Is it José Martí’s “Our América?” Or a tradition that the Uruguayan writer Eduardo Galeano sardonically referred to as that of “an archipelago of idiot nations organized for separation and trained to dislike one another?”[3]

The region’s nations have some contemporary examples to draw from. Do they choose the Nayib Bukele route—active, pliant carceral collaboration with the US empire à la the current dictator of El Salvador—and, in the words of Aimé Césaire, run the great Yankee risk? The history of US-Latin American relations is littered with disposable authoritarian allies. “He may be a son of a bitch but he’s our son of a bitch”—as FDR allegedly said of Nicaraguan dictator Anastasio Somoza—generally has an expiration date. Noboa and Argentine president Javier Milei are currently running that risk. So too, Trinidad and Tobago and Guyana, as both countries have expressed support for the US naval expedition currently targeting Venezuela.

Strangled by years of economic war and sanctions, the example (and costs) of defiance and resistance offered by Cuba and Venezuela may also seem unappealing for the rest of the region. Perhaps Mexico and Brazil represent some sort of middle path. Yet such a path does not guarantee any sort of respect for national sovereignty. Mexico faces continuous economic and military threats, despite being the US’ top trading partner, while Brazil suffered the imposition of 50% tariffs on its exports to the US over what Trump called the “witch hunt” against former president and coup leader Jair Bolsonaro. Both Trump and Rubio promised additional retaliation after Bolsonaro’s recent conviction. Transforming the entire country into an anti-migrant wall and collaborating with the US war on migrants has not entirely protected Mexico. Betraying Haitian sovereignty by materially backing “the current occupation of the country by the Western-led Core Group”—as our comrade Jemima Pierra argues—has also not helped either Mexico or Brazil appease the empire. Meanwhile, Haitians protesting the dismantling of their state and sovereignty have suffered horrific repression—including a recent attack by Canadian drones used by the Haitian police that targeted “gang members” and killed eight children.

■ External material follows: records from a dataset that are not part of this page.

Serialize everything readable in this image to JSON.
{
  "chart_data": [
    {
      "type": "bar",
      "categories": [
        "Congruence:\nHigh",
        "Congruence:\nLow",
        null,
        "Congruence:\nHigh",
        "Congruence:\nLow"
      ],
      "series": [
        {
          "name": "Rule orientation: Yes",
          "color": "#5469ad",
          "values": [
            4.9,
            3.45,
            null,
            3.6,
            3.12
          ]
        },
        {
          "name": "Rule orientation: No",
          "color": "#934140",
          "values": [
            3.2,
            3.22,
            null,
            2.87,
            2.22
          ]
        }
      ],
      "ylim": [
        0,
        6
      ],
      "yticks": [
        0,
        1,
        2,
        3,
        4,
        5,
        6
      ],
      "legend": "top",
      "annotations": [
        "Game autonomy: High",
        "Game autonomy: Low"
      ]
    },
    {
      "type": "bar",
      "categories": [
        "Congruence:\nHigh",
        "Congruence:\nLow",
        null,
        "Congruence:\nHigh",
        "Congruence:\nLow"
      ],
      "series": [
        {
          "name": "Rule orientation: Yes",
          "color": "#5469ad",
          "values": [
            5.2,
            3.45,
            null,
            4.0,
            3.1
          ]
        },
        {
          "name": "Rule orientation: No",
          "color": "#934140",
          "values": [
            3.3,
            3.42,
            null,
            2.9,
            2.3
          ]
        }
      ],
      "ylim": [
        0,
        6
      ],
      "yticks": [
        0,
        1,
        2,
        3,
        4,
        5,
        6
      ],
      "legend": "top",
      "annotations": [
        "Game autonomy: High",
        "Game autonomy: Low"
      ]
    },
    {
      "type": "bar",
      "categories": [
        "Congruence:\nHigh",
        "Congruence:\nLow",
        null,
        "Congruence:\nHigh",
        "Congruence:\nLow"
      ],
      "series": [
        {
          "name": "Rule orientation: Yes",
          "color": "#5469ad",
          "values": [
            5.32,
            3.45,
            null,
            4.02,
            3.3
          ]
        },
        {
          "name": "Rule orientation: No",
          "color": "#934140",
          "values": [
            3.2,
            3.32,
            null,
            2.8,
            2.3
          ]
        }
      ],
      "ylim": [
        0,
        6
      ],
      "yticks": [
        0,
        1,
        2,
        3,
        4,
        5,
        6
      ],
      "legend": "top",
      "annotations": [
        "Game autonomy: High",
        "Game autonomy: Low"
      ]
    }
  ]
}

Unity or archipelago: this is the key question faced by Latin American countries at this moment. Its political and economic sovereignty are at stake. The US government seems to know the stakes. Last April in Panama, Secretary of War Pete Hegseth gave a speech in which he offered a warning to the region: “to put America first, we will put the Americas first”—an ominous hallmark of US isolationism.

Alexander Aviña is a member of AISC. ______________________________________________________________________________

[1] Aimé Césaire, Discourse on Colonialism (Monthly Review Press, 2000 [1950]), 77.

[2] Greg Grandin, Empire’s Workshop: Latin America, the United States, and the Rise of the New Imperialism (Metropolitan Books/Henry Holt and Company, 2006), 11-51.

[3] Eduardo Galeano, Century of the Wind: Memory of Fire, Volume 3 (Open Road Integrated Media, 2014 [1986]), 1897.